On Friday night, James Franco traveled even farther north than Columbia’s campus for Dia’s Fall Gala at the Hispanic Society on 155th Street. He showed up halfway through cocktail hour with his grandmother. He yawned a lot. Vulture managed to get a few minutes with him, during which he told us a little about his upcoming guest roles on 30 Rock and General Hospital.
Where are you coming from?
I was filming 30 Rock today. It was very fun. I worked with Tina Fey a little bit over the summer on the movie Date Night and I’m assuming she liked the experience and that was why I was asked to do 30 Rock. I play myself but a very strange version. I don’t think it has anything to do with who I actually am.
And you’re also doing General Hospital. Why?
I really don’t know the difference between [soap operas]. The one difference is that General Hospital has developed this whole organized-crime thread.

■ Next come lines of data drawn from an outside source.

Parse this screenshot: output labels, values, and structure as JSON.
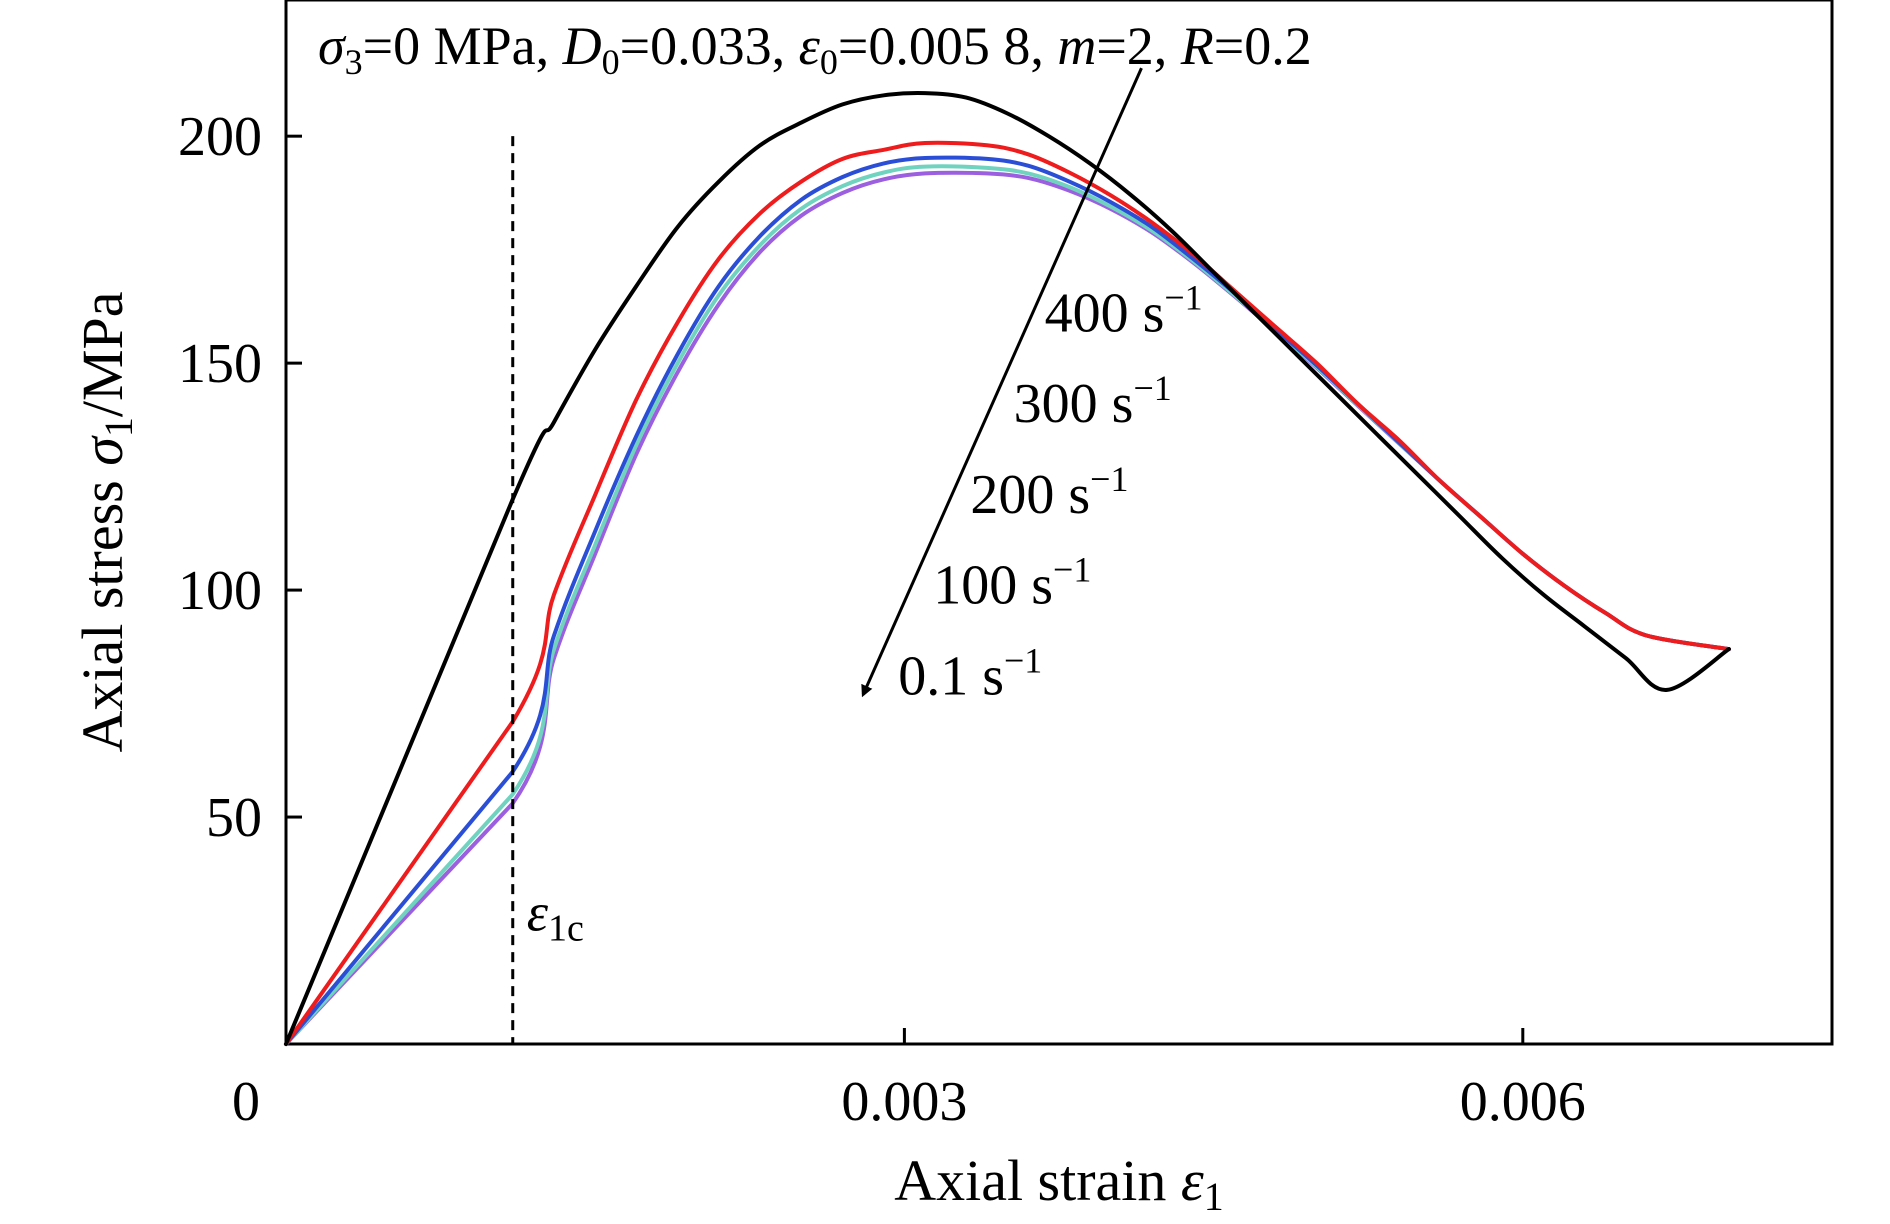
{
  "chart_data": {
    "type": "line",
    "annotation_parameters": {
      "sigma_prefix": "σ",
      "sigma_sub": "3",
      "sigma_value": "=0 MPa, ",
      "D_prefix": "D",
      "D_sub": "0",
      "D_value": "=0.033, ",
      "eps_prefix": "ε",
      "eps_sub": "0",
      "eps_value": "=0.005 8, ",
      "m_prefix": "m",
      "m_value": "=2, ",
      "R_prefix": "R",
      "R_value": "=0.2"
    },
    "xlabel": {
      "text": "Axial strain ",
      "symbol": "ε",
      "sub": "1"
    },
    "ylabel": {
      "text": "Axial stress ",
      "symbol": "σ",
      "sub": "1",
      "unit": "/MPa"
    },
    "xlim": [
      0,
      0.0075
    ],
    "ylim": [
      0,
      230
    ],
    "xticks": [
      {
        "value": 0,
        "label": "0"
      },
      {
        "value": 0.003,
        "label": "0.003"
      },
      {
        "value": 0.006,
        "label": "0.006"
      }
    ],
    "yticks": [
      {
        "value": 50,
        "label": "50"
      },
      {
        "value": 100,
        "label": "100"
      },
      {
        "value": 150,
        "label": "150"
      },
      {
        "value": 200,
        "label": "200"
      }
    ],
    "threshold": {
      "x": 0.0011,
      "label_symbol": "ε",
      "label_sub": "1c",
      "y_top": 200
    },
    "arrow": {
      "from": [
        0.00415,
        215
      ],
      "to": [
        0.0028,
        77
      ]
    },
    "rate_labels": [
      {
        "text": "400 s",
        "sup": "−1",
        "x": 0.00368,
        "y": 157
      },
      {
        "text": "300 s",
        "sup": "−1",
        "x": 0.00353,
        "y": 137
      },
      {
        "text": "200 s",
        "sup": "−1",
        "x": 0.00332,
        "y": 117
      },
      {
        "text": "100 s",
        "sup": "−1",
        "x": 0.00314,
        "y": 97
      },
      {
        "text": "0.1 s",
        "sup": "−1",
        "x": 0.00297,
        "y": 77
      }
    ],
    "series": [
      {
        "color": "#000000",
        "points": [
          [
            0,
            0
          ],
          [
            0.0011,
            120
          ],
          [
            0.0013,
            137
          ],
          [
            0.0015,
            153
          ],
          [
            0.0017,
            167
          ],
          [
            0.0019,
            180
          ],
          [
            0.0021,
            190
          ],
          [
            0.0023,
            198
          ],
          [
            0.0025,
            203
          ],
          [
            0.0027,
            207
          ],
          [
            0.0029,
            209
          ],
          [
            0.0031,
            209.5
          ],
          [
            0.0033,
            208.5
          ],
          [
            0.0035,
            205
          ],
          [
            0.0037,
            200
          ],
          [
            0.0039,
            194
          ],
          [
            0.0041,
            187
          ],
          [
            0.0043,
            179
          ],
          [
            0.0045,
            170
          ],
          [
            0.0047,
            161
          ],
          [
            0.0049,
            152
          ],
          [
            0.0051,
            143
          ],
          [
            0.0053,
            134
          ],
          [
            0.0055,
            125
          ],
          [
            0.0057,
            116
          ],
          [
            0.0059,
            107
          ],
          [
            0.0061,
            99
          ],
          [
            0.0063,
            92
          ],
          [
            0.0065,
            85
          ],
          [
            0.0067,
            78
          ],
          [
            0.007,
            87
          ]
        ]
      },
      {
        "color": "#ee1c1c",
        "points": [
          [
            0,
            0
          ],
          [
            0.0011,
            71
          ],
          [
            0.0013,
            99
          ],
          [
            0.0015,
            121
          ],
          [
            0.0017,
            142
          ],
          [
            0.0019,
            159
          ],
          [
            0.0021,
            173
          ],
          [
            0.0023,
            183
          ],
          [
            0.0025,
            190
          ],
          [
            0.0027,
            195
          ],
          [
            0.0029,
            197
          ],
          [
            0.0031,
            198.5
          ],
          [
            0.0034,
            198
          ],
          [
            0.0036,
            196
          ],
          [
            0.0038,
            192
          ],
          [
            0.004,
            187
          ],
          [
            0.0042,
            181
          ],
          [
            0.0044,
            174
          ],
          [
            0.0046,
            166
          ],
          [
            0.0048,
            158
          ],
          [
            0.005,
            150
          ],
          [
            0.0052,
            141
          ],
          [
            0.0054,
            133
          ],
          [
            0.0056,
            124
          ],
          [
            0.0058,
            116
          ],
          [
            0.006,
            108
          ],
          [
            0.0062,
            101
          ],
          [
            0.0064,
            95
          ],
          [
            0.0066,
            90
          ],
          [
            0.007,
            87
          ]
        ]
      },
      {
        "color": "#2a4fd6",
        "points": [
          [
            0,
            0
          ],
          [
            0.0011,
            60
          ],
          [
            0.0013,
            90
          ],
          [
            0.0015,
            113
          ],
          [
            0.0017,
            134
          ],
          [
            0.0019,
            152
          ],
          [
            0.0021,
            167
          ],
          [
            0.0023,
            178
          ],
          [
            0.0025,
            186
          ],
          [
            0.0027,
            191
          ],
          [
            0.0029,
            194
          ],
          [
            0.0031,
            195.2
          ],
          [
            0.0034,
            195
          ],
          [
            0.0036,
            193.5
          ],
          [
            0.0038,
            190
          ],
          [
            0.004,
            185.5
          ],
          [
            0.0042,
            180
          ],
          [
            0.0044,
            173
          ],
          [
            0.0046,
            165.5
          ],
          [
            0.0048,
            157.5
          ],
          [
            0.005,
            149.5
          ],
          [
            0.0052,
            141
          ],
          [
            0.0054,
            132.5
          ],
          [
            0.0056,
            124
          ],
          [
            0.0058,
            116
          ],
          [
            0.006,
            108
          ],
          [
            0.0062,
            101
          ],
          [
            0.0064,
            95
          ],
          [
            0.0066,
            90
          ],
          [
            0.007,
            87
          ]
        ]
      },
      {
        "color": "#6fd3c0",
        "points": [
          [
            0,
            0
          ],
          [
            0.0011,
            55
          ],
          [
            0.0013,
            87
          ],
          [
            0.0015,
            110
          ],
          [
            0.0017,
            132
          ],
          [
            0.0019,
            150
          ],
          [
            0.0021,
            165
          ],
          [
            0.0023,
            176
          ],
          [
            0.0025,
            184
          ],
          [
            0.0027,
            189
          ],
          [
            0.0029,
            192
          ],
          [
            0.0031,
            193.3
          ],
          [
            0.0034,
            193
          ],
          [
            0.0036,
            191.8
          ],
          [
            0.0038,
            188.8
          ],
          [
            0.004,
            184.5
          ],
          [
            0.0042,
            179.2
          ],
          [
            0.0044,
            172.5
          ],
          [
            0.0046,
            165
          ],
          [
            0.0048,
            157.2
          ],
          [
            0.005,
            149.2
          ],
          [
            0.0052,
            140.8
          ],
          [
            0.0054,
            132.4
          ],
          [
            0.0056,
            124
          ],
          [
            0.0058,
            116
          ],
          [
            0.006,
            108
          ],
          [
            0.0062,
            101
          ],
          [
            0.0064,
            95
          ],
          [
            0.0066,
            90
          ],
          [
            0.007,
            87
          ]
        ]
      },
      {
        "color": "#9b5fe0",
        "points": [
          [
            0,
            0
          ],
          [
            0.0011,
            53
          ],
          [
            0.0013,
            85
          ],
          [
            0.0015,
            108
          ],
          [
            0.0017,
            130
          ],
          [
            0.0019,
            148
          ],
          [
            0.0021,
            163
          ],
          [
            0.0023,
            174.5
          ],
          [
            0.0025,
            182.5
          ],
          [
            0.0027,
            187.5
          ],
          [
            0.0029,
            190.5
          ],
          [
            0.0031,
            191.8
          ],
          [
            0.0034,
            191.8
          ],
          [
            0.0036,
            190.8
          ],
          [
            0.0038,
            188
          ],
          [
            0.004,
            184
          ],
          [
            0.0042,
            178.8
          ],
          [
            0.0044,
            172.2
          ],
          [
            0.0046,
            164.8
          ],
          [
            0.0048,
            157
          ],
          [
            0.005,
            149
          ],
          [
            0.0052,
            140.6
          ],
          [
            0.0054,
            132.3
          ],
          [
            0.0056,
            124
          ],
          [
            0.0058,
            116
          ],
          [
            0.006,
            108
          ],
          [
            0.0062,
            101
          ],
          [
            0.0064,
            95
          ],
          [
            0.0066,
            90
          ],
          [
            0.007,
            87
          ]
        ]
      }
    ]
  }
}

But why a soap opera at all?
Well … I’ve got other ideas for my participation in this soap opera beyond just being in this soap opera. But it’s been a blast so far. It was kind of mind-blowing. I’ve worked one day on it. It’s one day of a few. But I think we packed seven episodes of my material in. They gave me a script for the day that was as thick as a film script and that’s what we planned to shoot in a single day. No ad-libbing. If I needed it, they said they had a TelePrompTer, but the regulars didn’t use it so I didn’t want to use it, either. Anyway, I’m pretty good at remembering lines.
Is it different acting for film than it is for a daytime soap?
One big difference is that you do one take. They’re going for one take because they have about four cameras for each setup. It’s one take: You do the whole scene and then you’re on to the next. That’s three or four pages in a moment.
What’s your character like? It’s not another James Franco, is it?
I don’t know how much they want you to reveal.
Do you wear an eye patch?
I haven’t worn one yet.
Do you die?
I haven’t died yet. But they only gave me the pages for the day that we shot. I don’t know what’s going to happen. It’s all open.